Dass er ein wenig Glück im Unglück hatte, das wird Karl sehr wahrscheinlich wenig trösten. Bundestrainer Julian Nagelsmann bestätigte am Samstag rund um das Testspiel gegen die USA, dass Karl bis zu sechs Wochen ausfallen werde. Bei einer solchen Verletzung kann es gut und gerne auch einmal sein, dass ein Spieler zehn bis zwölf Wochen zusehen muss.
Trotzdem ist der WM-Traum natürlich erst einmal vorbei, auch wenn Karl noch viele Chancen haben wird, große Turniere zu spielen.
Sane fühlt mit Karl mit
Die Mitspieler beim DFB haben auf jeden Fall Mitgefühl für Karl. Fast jeder von ihnen hat schon Phasen erlebt, in denen er Pech mit Verletzungen hatte.
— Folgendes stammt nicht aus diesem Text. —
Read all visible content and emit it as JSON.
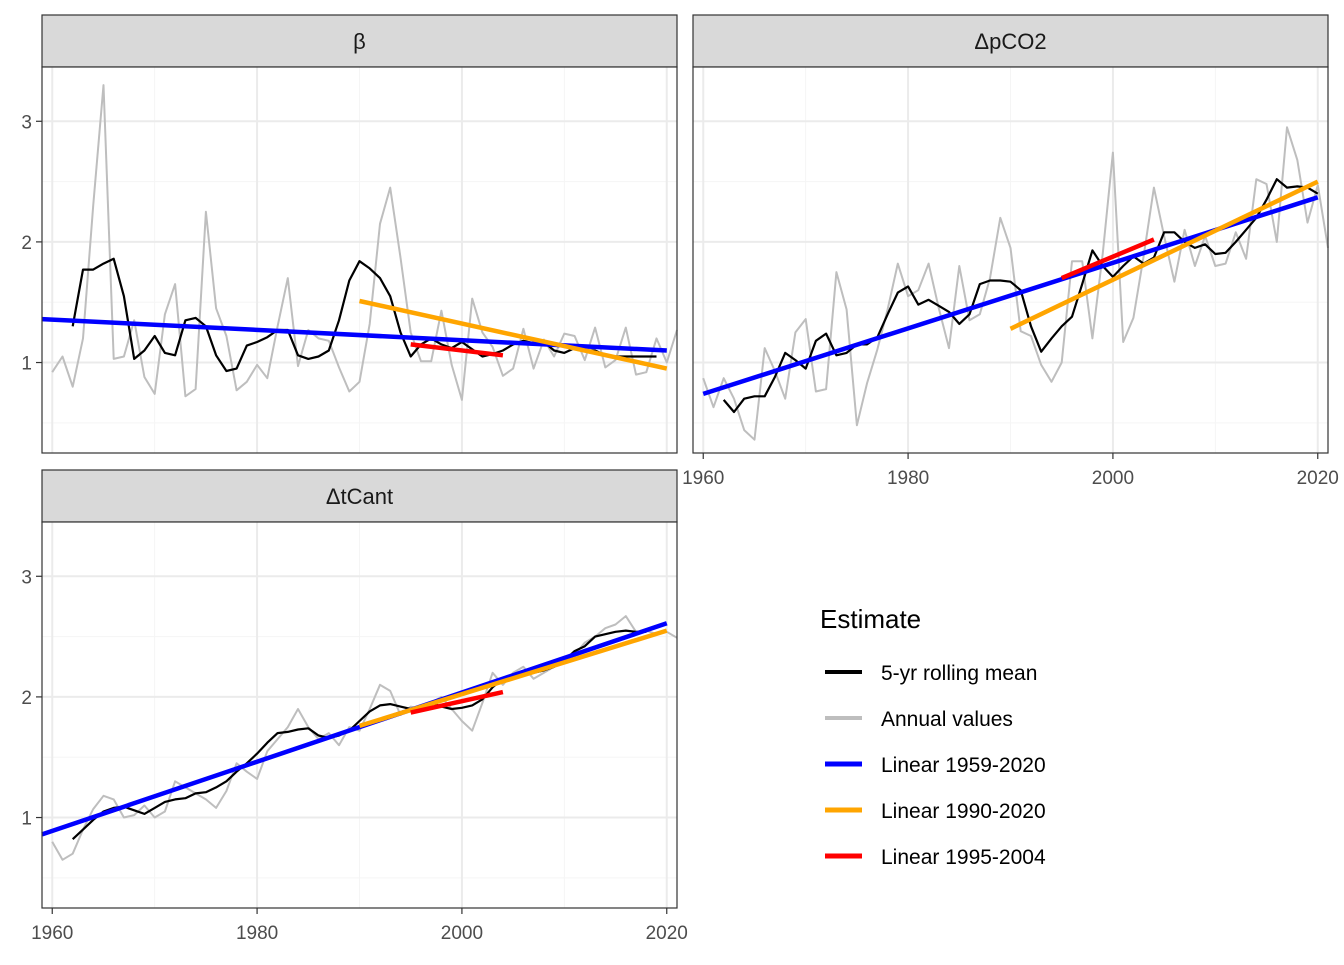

Auch Leroy Sané musste in seiner Karriere schon mehrfach länger zusehen.

Direkt nach dem USA-Test äußerte sich Sané, der das 2:1 für die deutsche Mannschaft erzielte und damit das Spiel entschied, zur Verletzung von Karl: „Es tut einem persönlich weh, für Lenny ist ein Traum geplatzt, das tut mir persönlich super leid für ihn, er ist ein super junge, ein super Fußballspieler.”
Und: Er habe sich „riesig“ über die Debütsaison des 18-Jährigen gefreut, meinte Sané: „Ich wünsche ihm alles Gute und hoffe, dass er sich gut regeneriert.“
Durch den Karl-Ausfall sind die Chancen auf einen Startelfeinsatz für den Galatasaray-Profi bei diesem Turnier angestiegen. Dennoch ist das Mitgefühl groß, weil der Youngster einfach auch Elemente eingebracht hätte, die sonst kaum jemand im Kader einbringen kann.
Für Karl geht es jetzt darum möglichst schnell wieder fit zu werden und dann wieder anzugreifen.